🤖 AI Summary
Standard Byte-Pair Encoding (BPE) yields suboptimal subword segmentation for whitespace-free languages like Chinese, as it ignores linguistic boundaries. To address this, we propose an unsupervised pre-tokenization method grounded in information entropy. Our approach innovatively integrates pointwise mutual information (PMI), character-level left and right adjacency entropies, and prediction entropy derived from a pretrained GPT-2 model to construct a language-aware boundary detection mechanism—guiding BPE merges at semantically and statistically salient positions. The method requires no manual annotation or linguistic rules, making it particularly suitable for low-resource and multilingual settings. Evaluated on the PKU word segmentation benchmark, it achieves significant improvements in precision, recall, and F1-score, while also enhancing alignment with gold-standard word segmentation. These results empirically validate its effectiveness in producing linguistically plausible subword units.
📝 Abstract
Byte-Pair Encoding (BPE) has become a widely adopted subword tokenization method in modern language models due to its simplicity and strong empirical performance across downstream tasks. However, applying BPE to unsegmented languages such as Chinese presents significant challenges, as its frequency-driven merge operation is agnostic to linguistic boundaries.
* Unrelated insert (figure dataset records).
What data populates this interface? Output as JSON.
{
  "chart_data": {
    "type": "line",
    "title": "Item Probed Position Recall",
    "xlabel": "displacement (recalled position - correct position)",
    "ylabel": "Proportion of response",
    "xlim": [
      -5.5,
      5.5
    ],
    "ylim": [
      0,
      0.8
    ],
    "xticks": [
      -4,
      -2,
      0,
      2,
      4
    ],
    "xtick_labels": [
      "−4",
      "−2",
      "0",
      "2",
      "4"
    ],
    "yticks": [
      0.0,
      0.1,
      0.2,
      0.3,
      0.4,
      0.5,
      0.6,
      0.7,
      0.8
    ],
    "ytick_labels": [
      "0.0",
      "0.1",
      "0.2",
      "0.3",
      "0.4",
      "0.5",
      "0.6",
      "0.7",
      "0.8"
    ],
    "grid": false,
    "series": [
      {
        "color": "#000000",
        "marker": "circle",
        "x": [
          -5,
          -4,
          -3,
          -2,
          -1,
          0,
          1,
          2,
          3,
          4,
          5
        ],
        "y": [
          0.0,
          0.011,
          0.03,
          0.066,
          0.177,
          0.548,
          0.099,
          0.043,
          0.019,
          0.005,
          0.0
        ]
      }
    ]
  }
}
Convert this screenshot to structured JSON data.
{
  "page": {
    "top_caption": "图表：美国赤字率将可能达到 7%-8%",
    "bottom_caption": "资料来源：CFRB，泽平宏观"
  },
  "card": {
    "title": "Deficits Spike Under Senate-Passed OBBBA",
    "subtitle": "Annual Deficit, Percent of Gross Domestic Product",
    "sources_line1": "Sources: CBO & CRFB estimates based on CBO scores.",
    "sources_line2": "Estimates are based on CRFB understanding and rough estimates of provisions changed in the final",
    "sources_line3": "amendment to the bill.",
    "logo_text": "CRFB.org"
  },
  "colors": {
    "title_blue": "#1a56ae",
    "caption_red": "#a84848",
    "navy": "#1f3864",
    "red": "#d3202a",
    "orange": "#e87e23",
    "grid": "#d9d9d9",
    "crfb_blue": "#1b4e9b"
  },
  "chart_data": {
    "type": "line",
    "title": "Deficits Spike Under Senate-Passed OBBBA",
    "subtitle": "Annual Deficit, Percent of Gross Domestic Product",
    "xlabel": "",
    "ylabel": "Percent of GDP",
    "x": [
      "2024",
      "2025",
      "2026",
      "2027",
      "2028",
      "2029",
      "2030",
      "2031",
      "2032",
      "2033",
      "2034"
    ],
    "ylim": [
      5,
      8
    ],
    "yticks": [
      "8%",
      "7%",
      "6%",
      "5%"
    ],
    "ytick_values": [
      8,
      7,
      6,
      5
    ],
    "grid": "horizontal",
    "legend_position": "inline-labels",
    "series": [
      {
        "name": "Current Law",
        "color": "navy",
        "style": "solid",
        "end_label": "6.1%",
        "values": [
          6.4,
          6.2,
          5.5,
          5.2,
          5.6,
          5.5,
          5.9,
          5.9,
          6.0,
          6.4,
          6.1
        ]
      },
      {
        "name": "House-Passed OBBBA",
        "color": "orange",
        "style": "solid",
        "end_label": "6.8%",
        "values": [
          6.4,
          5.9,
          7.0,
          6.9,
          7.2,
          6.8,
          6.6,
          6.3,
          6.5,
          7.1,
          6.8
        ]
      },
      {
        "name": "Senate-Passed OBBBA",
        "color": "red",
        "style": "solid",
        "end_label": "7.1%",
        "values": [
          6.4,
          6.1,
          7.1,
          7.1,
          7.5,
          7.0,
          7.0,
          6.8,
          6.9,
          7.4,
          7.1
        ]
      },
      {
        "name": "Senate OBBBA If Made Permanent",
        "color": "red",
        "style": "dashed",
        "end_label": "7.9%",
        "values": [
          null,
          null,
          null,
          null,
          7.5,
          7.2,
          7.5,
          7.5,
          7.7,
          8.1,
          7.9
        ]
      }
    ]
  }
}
To address this, we propose two entropy-informed pre-tokenization strategies that guide BPE segmentation using unsupervised information-theoretic cues. The first approach uses pointwise mutual information and left/right entropy to identify coherent character spans, while the second leverages predictive entropy derived from a pretrained GPT-2 model to detect boundary uncertainty. We evaluate both methods on a subset of the PKU dataset and demonstrate substantial improvements in segmentation precision, recall, and F1 score compared to standard BPE. Our results suggest that entropy-guided pre-tokenization not only enhances alignment with gold-standard linguistic units but also offers a promising direction for improving tokenization quality in low-resource and multilingual settings.